Australian scientists have developed a tool that acts as a pregnancy test for the detection of anthrax

Once a deadly disease associated with animals, anthrax is now used as a bioterrorist weapon. While infection can be controlled with antibiotics, in a bioterrorism attack people will not know they have been infected until symptoms develop, at which stage drugs are useless. With a world-wide focus on terrorism, scientists are hastily trying to develop both a diagnostic kit for the early detection of anthrax infection, and a drug that can prevent the disease from killing.

Scientists at La Trobe University in Melbourne, Australia, have developed a tool that has the potential to be as easy to use as a pregnancy test in the detection of anthrax. The technology has already attracted the attention of the US Defense Department. The technology will be on show at BIO 2004, the world's biggest biotechnology convention to be held in San Francisco, June 6-9, 2004 where the group is seeking partners to further develop commercial potential.

There have been several incidences of anthrax use or potential use as a biological weapon in the last few years. In Japan a sect was implicated in a plan to produce and release anthrax into public spaces. Furthermore, the mailing of anthrax spores to U.S. Senate offices in the fall of 2001 resulted in the death of several postal workers. If you breathe anthrax spores, and the infection takes hold, then you simply feel like you are getting the flu. At this stage antibiotics can protect you from developing the full-blown, and fatal, disease. However, once the bacteria produces sufficient anthrax toxin, there is nothing that can be done to save the patient -- which is why anthrax is considered such a dangerous and destructive bioterrorism weapon.

For the first time scientists at La Trobe University have isolated a peptide, called T1, against Lethal Factor (LF) one of three proteins which comprise the anthrax toxin. After an anthrax spore enters the body and takes root, anthrax toxin can bind to cells of different parts of the body, including the skin, lungs or intestines via a 'receptor' - a protein on the surface of a cell that usually binds to some normal protein in the body. Once inside, LF acts like a pair of molecular shears, cutting an important protein, causing the cells to crash. The technology including other novel libraries designed by scientists at the Cooperative Research Centre for Diagnostics - which will be discussed at BIO 2004 this week - has two target markets in the highly lucrative chase for a drug and test for anthrax:

(1) as a basis for a test, similar to a pregnancy test, that can detect when anthrax has infected a patient (at present no such test exists); and

(2) as a template for the pharmaceutical industry to develop drugs that can kill or block the toxin once it is released in the body.
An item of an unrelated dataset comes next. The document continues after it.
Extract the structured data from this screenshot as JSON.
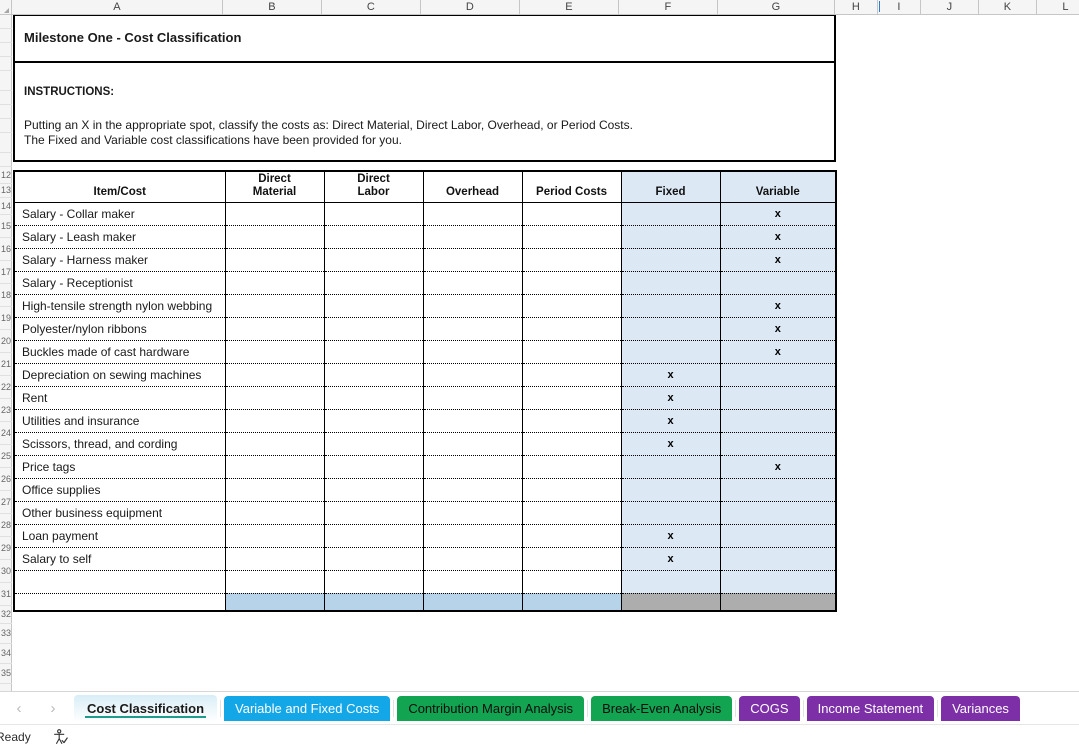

The La Trobe team, headed by molecular biologist Dr. Mick Foley, is working with researchers at CSIRO and the project is being carried out within the CRC for Diagnostics, of which La Trobe is a member. The scientists have developed what Dr Foley calls "one of the best" collections of peptides and small protein markers that decorate the surface of bacterial viruses.

Dr. Foley says the system enables the researchers to pass millions of molecules over a desired target, for example the anthrax toxin LF, to find any that might bind tightly to it. "Which is how we found out target marker that binds to LF," he said. The La Trobe T1 marker seems to bind to the business end of the toxin - the so-called 'active site' that the toxin uses to slice its protein target - binding to the anthrax toxin and disabling it before it can do damage.

In a similar way, molecules like T1 could be used to detect early infection by the bacteria or even the spores themselves. "We could imagine, for example, sampling the air around major sporting events that may be targets for bio-terrorists, like the Olympics, and using a peptide to sense the presence of these spores," Dr. Foley said. "The test could give a colour signal if spores are detected and no colour if they are absent. Ultimately the test should be simple and cheap - a bit like a pregnancy test." The potential of T1 to detect and kill anthrax bacteria, and the fact that T1 that can be synthesised cheaply, has triggered the interest of the US Department of Defense, according to Dr. Foley. Representatives from the US visited La Trobe laboratory recently to see first hand the potential of T1 and the other protein collections produces within the CRC for Diagnostics.